Ceramide and Related Molecules in Viral Infections

Abstract

Ceramide is a lipid messenger at the heart of sphingolipid metabolism. In concert with its metabolizing enzymes, particularly sphingomyelinases, it has key roles in regulating the physical properties of biological membranes, including the formation of membrane microdomains. Thus, ceramide and its related molecules have been attributed significant roles in nearly all steps of the viral life cycle: they may serve directly as receptors or co-receptors for viral entry, form microdomains that cluster entry receptors and/or enable them to adopt the required conformation or regulate their cell surface expression. Sphingolipids can regulate all forms of viral uptake, often through sphingomyelinase activation, and mediate endosomal escape and intracellular trafficking. Ceramide can be key for the formation of viral replication sites. Sphingomyelinases often mediate the release of new virions from infected cells. Moreover, sphingolipids can contribute to viral-induced apoptosis and morbidity in viral diseases, as well as virus immune evasion. Alpha-galactosylceramide, in particular, also plays a significant role in immune modulation in response to viral infections. This review will discuss the roles of ceramide and its related molecules in the different steps of the viral life cycle. We will also discuss how novel strategies could exploit these for therapeutic benefit.

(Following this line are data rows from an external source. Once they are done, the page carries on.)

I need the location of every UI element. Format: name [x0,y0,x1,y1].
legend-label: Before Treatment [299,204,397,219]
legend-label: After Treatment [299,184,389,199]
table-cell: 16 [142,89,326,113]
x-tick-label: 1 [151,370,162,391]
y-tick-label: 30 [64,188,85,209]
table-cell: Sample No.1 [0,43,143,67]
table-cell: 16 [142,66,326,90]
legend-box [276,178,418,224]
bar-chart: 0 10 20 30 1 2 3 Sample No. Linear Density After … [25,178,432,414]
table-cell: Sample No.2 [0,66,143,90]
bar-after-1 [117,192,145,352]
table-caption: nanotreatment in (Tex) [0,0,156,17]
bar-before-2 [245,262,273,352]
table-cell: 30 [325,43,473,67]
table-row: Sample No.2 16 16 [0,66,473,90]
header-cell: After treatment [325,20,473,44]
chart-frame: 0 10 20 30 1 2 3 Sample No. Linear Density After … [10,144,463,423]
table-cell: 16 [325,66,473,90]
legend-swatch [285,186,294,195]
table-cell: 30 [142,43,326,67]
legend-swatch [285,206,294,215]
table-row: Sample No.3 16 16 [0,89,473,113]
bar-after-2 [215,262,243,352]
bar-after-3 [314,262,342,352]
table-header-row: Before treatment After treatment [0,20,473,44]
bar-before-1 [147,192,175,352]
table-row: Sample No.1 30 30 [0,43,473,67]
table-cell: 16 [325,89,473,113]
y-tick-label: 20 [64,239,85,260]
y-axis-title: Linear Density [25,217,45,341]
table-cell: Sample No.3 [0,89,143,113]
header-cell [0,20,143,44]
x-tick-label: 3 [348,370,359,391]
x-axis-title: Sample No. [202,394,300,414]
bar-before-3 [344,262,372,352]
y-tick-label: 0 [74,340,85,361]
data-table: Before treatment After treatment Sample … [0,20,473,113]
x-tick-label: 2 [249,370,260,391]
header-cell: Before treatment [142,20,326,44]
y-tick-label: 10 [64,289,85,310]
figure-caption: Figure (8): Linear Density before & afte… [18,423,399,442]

Keywords: HIV-1; IAV; SARS-CoV-2; acid sphingomyelinase; antiviral therapies; ceramide; immunomodulation; lipid-rafts; sphingolipids; viral infection; α-galactosylceramide.

Figure 1

Sphingolipid structures. Ceramide consists of a sphingosine backbone (black) and one of several fatty acids (red), which differ in chain length and degree of saturation. Thus, the term “ceramide” actually describes a whole class of molecules. The addition of certain, invariant polar head groups (blue) results in sphingolipid classes that only vary in their underlying ceramide, whereas the addition of variable sugar groups (green) results in different glycosphingolipids. These are the most complex group, as the type and linkage of sugar residues added differ in addition to the fatty acid chain.

Figure 2

Sphingolipid metabolism. Ceramide is the central hub of sphingolipid metabolism. De novo synthesis (blue) starts with palmitoyl CoA, and the salvage pathway starts with conversion to sphingosine and ends with a fatty aldehyde and ethanolamine-phosphate (green). The synthesis of glycosphingolipids starts with the formation of glucosylceramide (purple). Other key pathways are phosphorylation to ceramide-1-phosphate (blue-gray), conversion to sphingomyelin (orange) and glycosylation to α-galactosylceramide and sulfatide (yellow). Inhibitors of ceramide-metabolizing enzymes are shown in red. Cer: ceramide; GlcCer: glucosylceramide; S1P: sphingosine 1-phosphate; SM: sphingomyelin.

Figure 3

Role of sphingolipids in ebola-, influenza- and Zika virus replication. The life cycles of ebola virus (EBOV), influenza A virus (IAV) and Zika virus (ZIKV) show some of the diversity of viral replication and summarize key steps in which sphingolipids play a role in the viral life cycle. Supporting roles, i.e., the virus using sphingolipid-domains for cell entry or the formation of replication sites, are highlighted in green. Inhibitory roles are marked in red. ASM: acid sphingomyelinase, NSM: natural sphingomyelinase, SM: sphingomyelin, SphK1: sphingosine 1-kinase.